Canada has taken a leading role among its international peers in trying to deal with the certain human rights abuses, as home to the Raoul Wallenberg Centre for Human Rights in Montreal and the Digital Inclusion Lab at Global Affairs Canada, with G7 leadership emerging from the Charlevoix G7 Summit in 2018.
Last week, Canada’s consulates in San Francisco and Los Angeles co-sponsored an event with AJC, “Combatting Hate & Discrimination in Digital Spaces”.
There were a couple interesting handouts from the webinar that I thought would be worthwhile highlighting.
- A report brief by Priya Kumar from the Digital Inclusion Lab looked at Online Antisemitism in the COVID-19 Context [pdf, 1.2MB], with findings that included “Exptremist voices have been using both mainstream social media and smaller fringe social media to spread antisemitic views, using the COVID-19 context and hateful visual imagery online to strategically reach wider audiences.
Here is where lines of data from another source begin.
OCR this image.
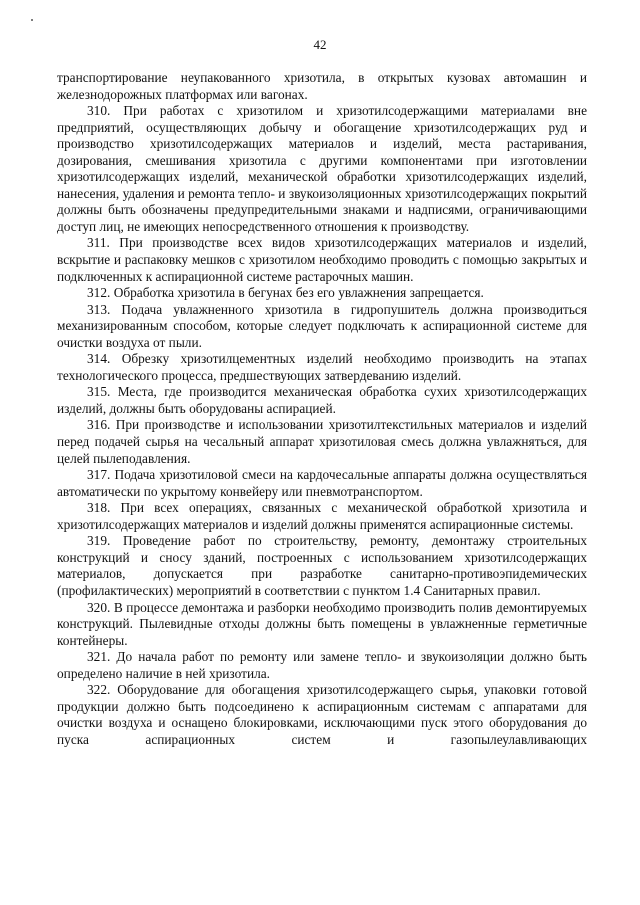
42

транспортирование неупакованного хризотила, в открытых кузовах автомашин и железнодорожных платформах или вагонах.

310. При работах с хризотилом и хризотилсодержащими материалами вне предприятий, осуществляющих добычу и обогащение хризотилсодержащих руд и производство хризотилсодержащих материалов и изделий, места растаривания, дозирования, смешивания хризотила с другими компонентами при изготовлении хризотилсодержащих изделий, механической обработки хризотилсодержащих изделий, нанесения, удаления и ремонта тепло- и звукоизоляционных хризотилсодержащих покрытий должны быть обозначены предупредительными знаками и надписями, ограничивающими доступ лиц, не имеющих непосредственного отношения к производству.

311. При производстве всех видов хризотилсодержащих материалов и изделий, вскрытие и распаковку мешков с хризотилом необходимо проводить с помощью закрытых и подключенных к аспирационной системе растарочных машин.

312. Обработка хризотила в бегунах без его увлажнения запрещается.

313. Подача увлажненного хризотила в гидропушитель должна производиться механизированным способом, которые следует подключать к аспирационной системе для очистки воздуха от пыли.

314. Обрезку хризотилцементных изделий необходимо производить на этапах технологического процесса, предшествующих затвердеванию изделий.

315. Места, где производится механическая обработка сухих хризотилсодержащих изделий, должны быть оборудованы аспирацией.

316. При производстве и использовании хризотилтекстильных материалов и изделий перед подачей сырья на чесальный аппарат хризотиловая смесь должна увлажняться, для целей пылеподавления.

317. Подача хризотиловой смеси на кардочесальные аппараты должна осуществляться автоматически по укрытому конвейеру или пневмотранспортом.

318. При всех операциях, связанных с механической обработкой хризотила и хризотилсодержащих материалов и изделий должны применятся аспирационные системы.

319. Проведение работ по строительству, ремонту, демонтажу строительных конструкций и сносу зданий, построенных с использованием хризотилсодержащих материалов, допускается при разработке санитарно-противоэпидемических (профилактических) мероприятий в соответствии с пунктом 1.4 Санитарных правил.

320. В процессе демонтажа и разборки необходимо производить полив демонтируемых конструкций. Пылевидные отходы должны быть помещены в увлажненные герметичные контейнеры.

321. До начала работ по ремонту или замене тепло- и звукоизоляции должно быть определено наличие в ней хризотила.

322. Оборудование для обогащения хризотилсодержащего сырья, упаковки готовой продукции должно быть подсоединено к аспирационным системам с аппаратами для очистки воздуха и оснащено блокировками, исключающими пуск этого оборудования до пуска аспирационных систем и газопылеулавливающих
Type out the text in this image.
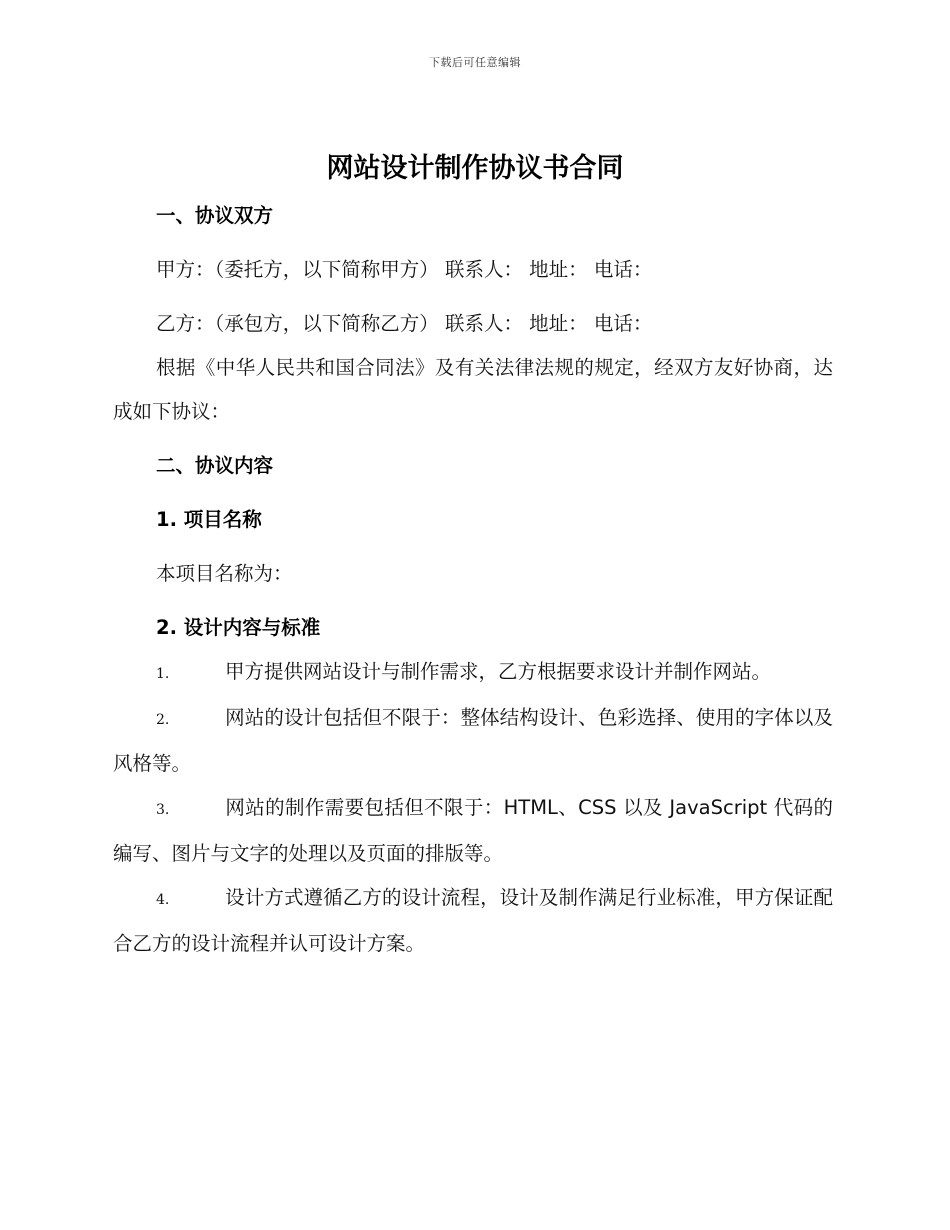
下载后可任意编辑
网站设计制作协议书合同

一、协议双方

甲方：（委托方，以下简称甲方） 联系人： 地址： 电话：

乙方：（承包方，以下简称乙方） 联系人： 地址： 电话：

根据《中华人民共和国合同法》及有关法律法规的规定，经双方友好协商，达成如下协议：

二、协议内容

1. 项目名称

本项目名称为：

2. 设计内容与标准

1.	甲方提供网站设计与制作需求，乙方根据要求设计并制作网站。

2.	网站的设计包括但不限于：整体结构设计、色彩选择、使用的字体以及风格等。

3.	网站的制作需要包括但不限于：HTML、CSS 以及 JavaScript 代码的编写、图片与文字的处理以及页面的排版等。

4.	设计方式遵循乙方的设计流程，设计及制作满足行业标准，甲方保证配合乙方的设计流程并认可设计方案。
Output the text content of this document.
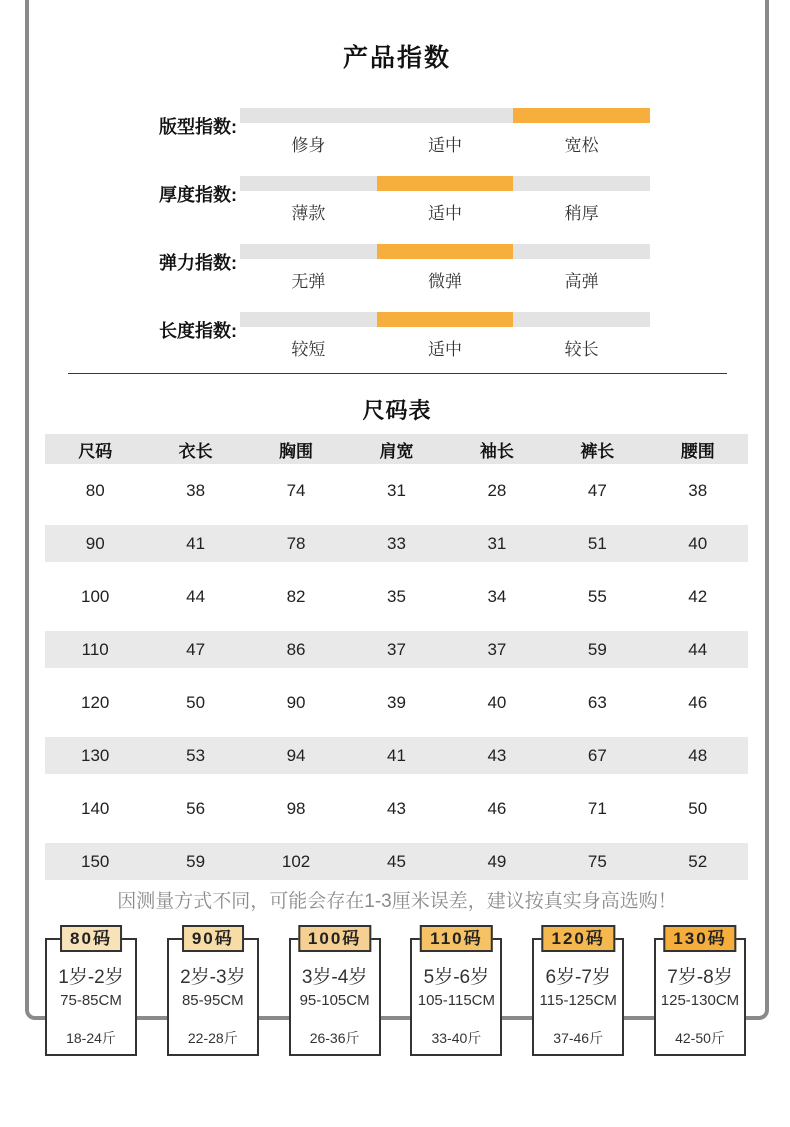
产品指数
版型指数:
修身	适中	宽松
厚度指数:
薄款	适中	稍厚
弹力指数:
无弹	微弹	高弹
长度指数:
较短	适中	较长
尺码表
尺码	衣长	胸围	肩宽	袖长	裤长	腰围
80	38	74	31	28	47	38
90	41	78	33	31	51	40
100	44	82	35	34	55	42
110	47	86	37	37	59	44
120	50	90	39	40	63	46
130	53	94	41	43	67	48
140	56	98	43	46	71	50
150	59	102	45	49	75	52
因测量方式不同，可能会存在1-3厘米误差，建议按真实身高选购！
80码
1岁-2岁
75-85CM
18-24斤
90码
2岁-3岁
85-95CM
22-28斤
100码
3岁-4岁
95-105CM
26-36斤
110码
5岁-6岁
105-115CM
33-40斤
120码
6岁-7岁
115-125CM
37-46斤
130码
7岁-8岁
125-130CM
42-50斤
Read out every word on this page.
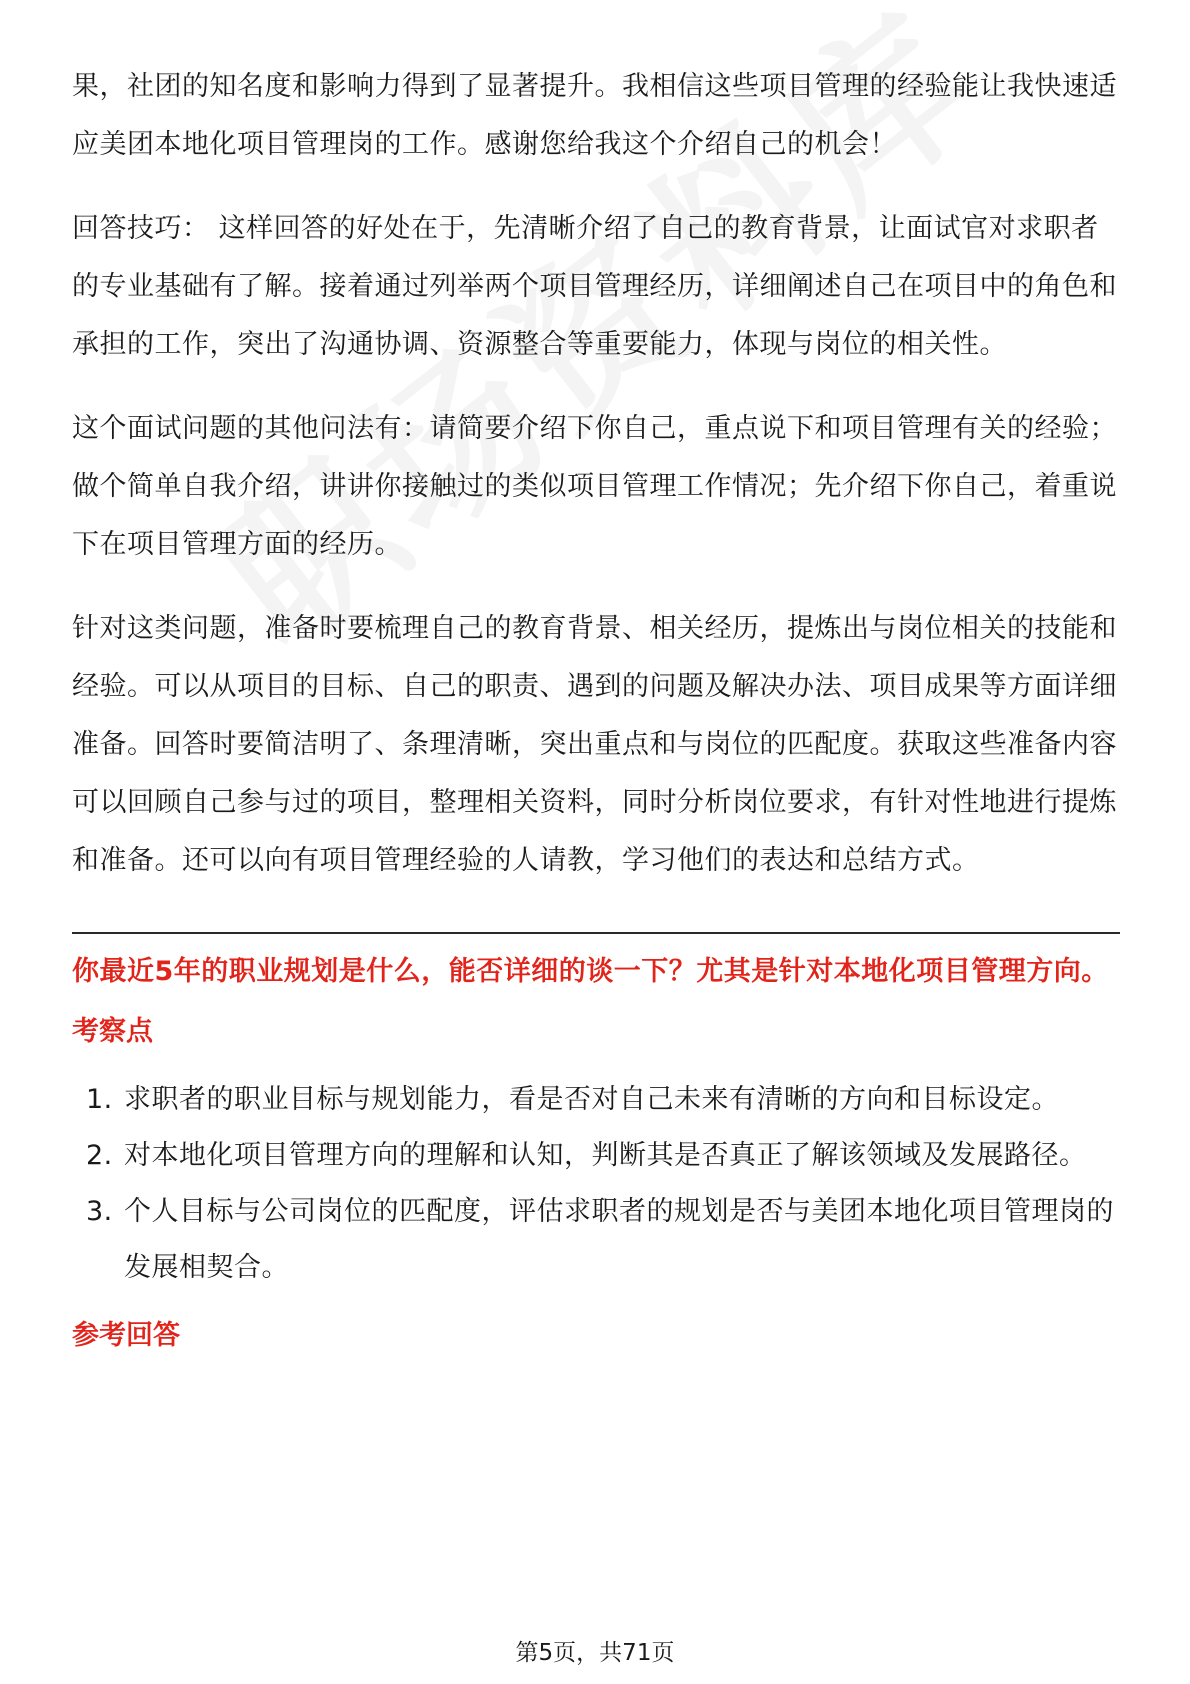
果，社团的知名度和影响力得到了显著提升。我相信这些项目管理的经验能让我快速适应美团本地化项目管理岗的工作。感谢您给我这个介绍自己的机会！

回答技巧： 这样回答的好处在于，先清晰介绍了自己的教育背景，让面试官对求职者的专业基础有了解。接着通过列举两个项目管理经历，详细阐述自己在项目中的角色和承担的工作，突出了沟通协调、资源整合等重要能力，体现与岗位的相关性。

这个面试问题的其他问法有：请简要介绍下你自己，重点说下和项目管理有关的经验；做个简单自我介绍，讲讲你接触过的类似项目管理工作情况；先介绍下你自己，着重说下在项目管理方面的经历。

针对这类问题，准备时要梳理自己的教育背景、相关经历，提炼出与岗位相关的技能和经验。可以从项目的目标、自己的职责、遇到的问题及解决办法、项目成果等方面详细准备。回答时要简洁明了、条理清晰，突出重点和与岗位的匹配度。获取这些准备内容可以回顾自己参与过的项目，整理相关资料，同时分析岗位要求，有针对性地进行提炼和准备。还可以向有项目管理经验的人请教，学习他们的表达和总结方式。

你最近5年的职业规划是什么，能否详细的谈一下？尤其是针对本地化项目管理方向。
考察点
1. 求职者的职业目标与规划能力，看是否对自己未来有清晰的方向和目标设定。
2. 对本地化项目管理方向的理解和认知，判断其是否真正了解该领域及发展路径。
3. 个人目标与公司岗位的匹配度，评估求职者的规划是否与美团本地化项目管理岗的发展相契合。
参考回答
第5页，共71页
“This report seeks to inform foreign policy with respect to the COVID-19 pandemic, including protecting and promoting human rights, inclusive governance and democracy as well as an open, free and secure internet.”
- Holly Huffnagle presented AJC’s Translate Hate Glossary [pdf, 5.3MB] looking at antisemitic terms, themes, and memes. According to AJC, the Translate Hate Glossary was created to improve media literacy on antisemitism and hate, offering a comprehensive list of terms and expressions to help recognize antisemitism and the global effort to fight and eliminate it.
Recall that last year, I wrote about terminology in Ministerial mandate letters (“Free from online discrimination”), for the Ministers of Industry, Heritage and Justice to work together to establish a set of “online rights” including “the ability to be free from online discrimination including bias and harassment.” I asked at that time:
What does it mean “to be free from online discrimination including bias”? Simply having a bias isn’t illegal and it should not be. We all have certain biases, frequently expressed through the newspapers we read or the political parties we favour. Commission of a criminal offence motivated by bias is a consideration for sentencing, but do we (or should we) have an “ability to be free from online bias”?
According to AJC, nearly 1 in 5 (19%) American Jews reported being the target of antisemitism on an online social media platform. About half (46%) said the platform didn’t take any steps.
What does it mean to be free from online discrimination including bias? What responsibilities should tech platforms have for illegal content being distributed? What actions should tech platforms be taking? What legislative framework is appropriate?
How do we recognize hate? And what are the appropriate responses to it, in view of preserving “an open, free and secure internet”?